When the plan was first presented in March, Gee and several other campus leaders said they supported the idea of freeing up universities from state control. On Monday, several campus spokesmen said they would not comment on the plan or their opinions of it until its public unveiling.

The plan, if approved, would be a dramatic about-face from the previous governor’s efforts to bring the state’s universities into a more centralized system.

Some administrators and faculty members said many of the provisions included in drafts of the plan could be beneficial, particularly the idea that it would foster competition over time, making the universities better.

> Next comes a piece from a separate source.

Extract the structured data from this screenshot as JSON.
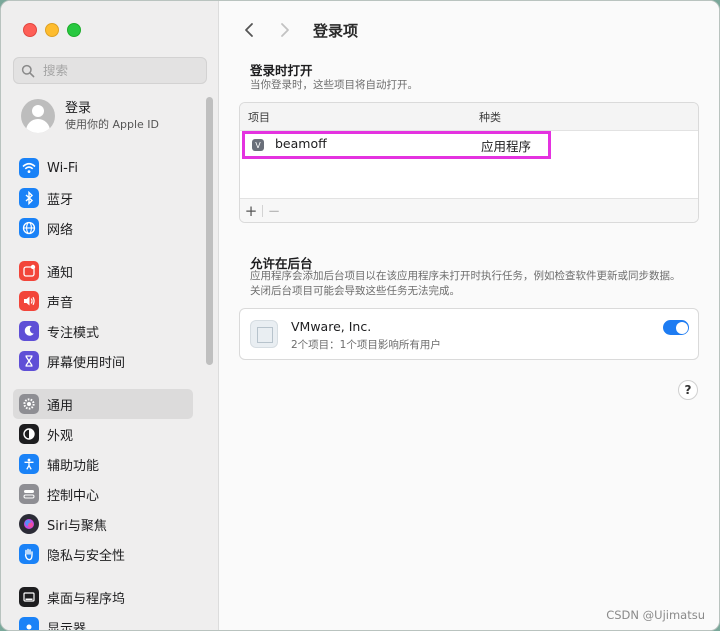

So-called "charter university" plans have picked up support in the last few years as states have continued to cut budgets while seeking improved outcomes for higher education institutions. For politicians, the plan is a way to demand more out of institutions without pouring in more resources. For individual campus leaders, the increased autonomy is a concession extracted for further budget cuts, which would likely come anyway. Proponents point to the University of Virginia, which has seen continued success on many metrics since it was freed of state regulations.

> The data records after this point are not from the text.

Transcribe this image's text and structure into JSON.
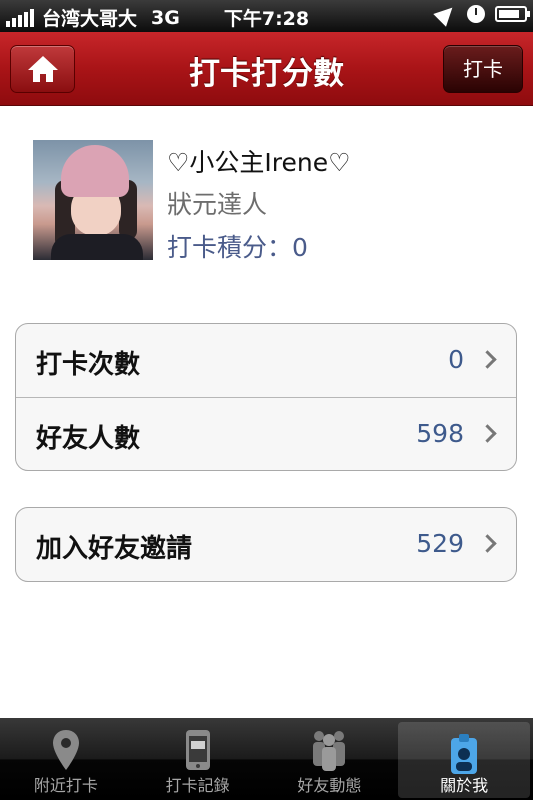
{
  "status_bar": {
    "carrier": "台湾大哥大",
    "network": "3G",
    "time": "下午7:28"
  },
  "nav": {
    "title": "打卡打分數",
    "right_button": "打卡",
    "home_icon": "home-icon"
  },
  "profile": {
    "name": "♡小公主Irene♡",
    "rank": "狀元達人",
    "score": "打卡積分：0"
  },
  "stats_group": [
    {
      "label": "打卡次數",
      "value": "0"
    },
    {
      "label": "好友人數",
      "value": "598"
    }
  ],
  "invite_group": [
    {
      "label": "加入好友邀請",
      "value": "529"
    }
  ],
  "tabs": [
    {
      "label": "附近打卡",
      "icon": "location-pin-icon",
      "active": false
    },
    {
      "label": "打卡記錄",
      "icon": "phone-record-icon",
      "active": false
    },
    {
      "label": "好友動態",
      "icon": "friends-icon",
      "active": false
    },
    {
      "label": "關於我",
      "icon": "profile-badge-icon",
      "active": true
    }
  ],
  "colors": {
    "nav_red": "#a91417",
    "value_blue": "#3e5a8c",
    "score_blue": "#4a5b8a"
  }
}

In a blog post last week, Gary Rhoades, a higher education researcher and former general secretary of the AAUP, wrote that charter universities do little to address many of the problems states are actually facing. He noted that institutions given certain freedoms tend to drive up tuition, making them less accessible. By only measuring certain characteristics, he noted, charter policies can also drive institutions to water down the academic experience. "The overriding emphasis on narrow conceptions of productivity encourages universities to demand less of students," he wrote. "It also encourages them to pursue the easiest path to increased graduation rates (which rather than student learning, satisfaction, or success after graduation, becomes the sole measure of 'effectiveness'), to chase those students most likely to succeed and run away from the growth population of students."